DIPG is a type of brain tumor found in an area of the brainstem known as the pons. The name diffuse intrinsic pontine glioma describes how the tumor grows, where it is found, and what kinds of cells give rise to the tumor. Diagnoses of DIPG are typically made through an MRI or radiological exam. Diffuse means that the tumor is not well-contained – it grows out into other tissue so that cancer cells mix with healthy cells. Intrinsic simply means "in", referring to the point or origin. Pontine indicates that the tumor is found in a part of the brainstem called the pons. The pons is responsible for a number of important bodily functions, like breathing, sleeping, bladder control, and balance. Glioma is a general term for tumors originating from glial cells. Glial cells are found throughout the brain. They make up the white matter of the brain that surrounds and supports the neurons (neurons are cells that carry messages in the brain). The lowest grade consistent with a DIPG is a grade 2 tumor, but many DIPG tumors will be grade 3 or 4 (the most-aggressive, fastest-growing grades).
Certain factors may lead to improved survival prognosis with those diagnosed with DIPG. They include those patients diagnosed before the age of 3 or after the age of 10, those patients with few symptoms prior to diagnosis and those patients with limited to no growth beyond the pons.
Ultimately some DIPG tumors reviewed by MRI may be termed as “atypical” possibly leading to other diagnosis methodologies such as a biopsy to determine if other treatment options exist. For this reason it is strongly recommended that patients diagnosed with DIPG seek enrollment in the International DIPG/DMG Registry or the SIOPe DIPG Registry so that the MRI may be centrally reviewed by radiologists with strong experience with these types of tumors.

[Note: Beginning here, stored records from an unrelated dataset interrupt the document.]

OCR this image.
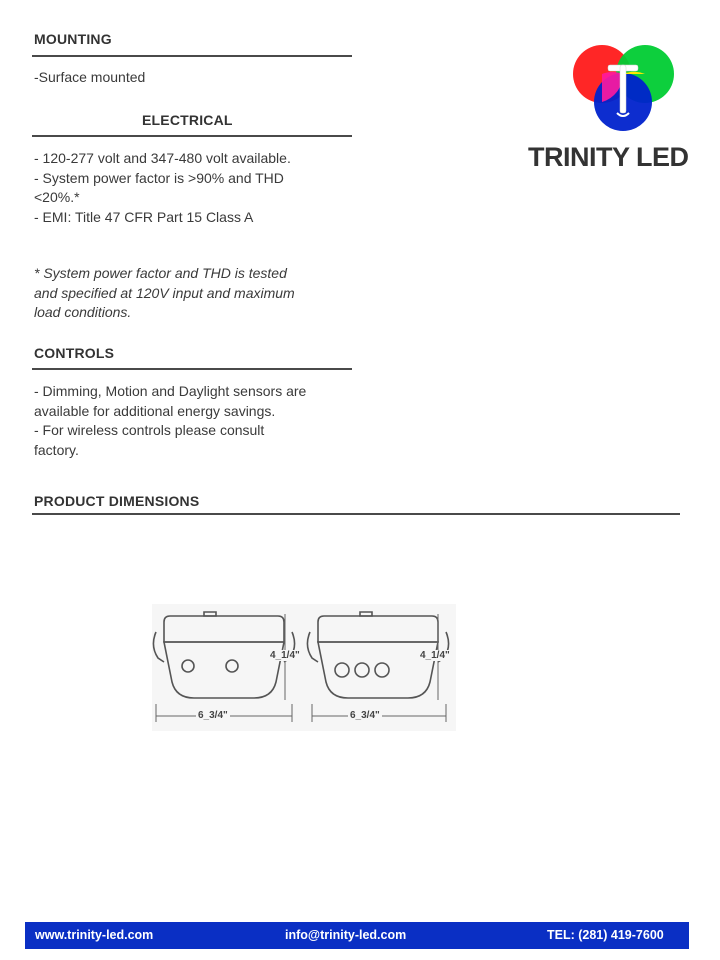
MOUNTING
-Surface mounted
ELECTRICAL
- 120-277 volt and 347-480 volt available.
- System power factor is >90% and THD
<20%.*
- EMI: Title 47 CFR Part 15 Class A
* System power factor and THD is tested
and specified at 120V input and maximum
load conditions.
CONTROLS
- Dimming, Motion and Daylight sensors are
available for additional energy savings.
- For wireless controls please consult
factory.
PRODUCT DIMENSIONS
TRINITY LED
4_1/4"
6_3/4"
4_1/4"
6_3/4"
www.trinity-led.com	info@trinity-led.com	TEL: (281) 419-7600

DMG, on the other hand, is a clarified diagnosis of a DIPG through a biopsy and more recently through blood biopsy methods. An astrocytoma located along the midline of the brain, it can also be found in midline structures like the spinal cord or thalamus. Often these tumors start as “atypical” DIPG and are formally diagnosed as DMG. Still aggressive, they are often classified as a grade 4 tumor and tend to spread to neighboring tissue.
Starting as early as 2012, due to the surgical advancement of biopsy methods, it was discovered that DMGs also have a specific mutation in the H3F3A gene and are commonly referred to as H3K27 mutant. As these have received genomic analysis through leading registries such as the International DIPG/DMG Registry and the SIOPe DIPG Registry, genetic marker identification has led to the discovery of certain drugs and treatments that may be applicable. This has also led to the findings reported in 2018 in the Journal of Clinical Oncology (https://thecurestartsnow.org/impact/news/characteristics-of-long-term-survivors-of-dipg/) detailing a slightly higher chance of improved prognosis with those patients that present the H3K27 mutation.
While a World Health Organization reclassification of these astrocytomas categorizes DIPG as a subgroup of DMG, most researchers and foundations tend to regard DMGs as a parallel group to DIPG in that the diagnosis of a patient starts with DIPG and then is later identified as a DMG after biopsy or blood biopsy methods.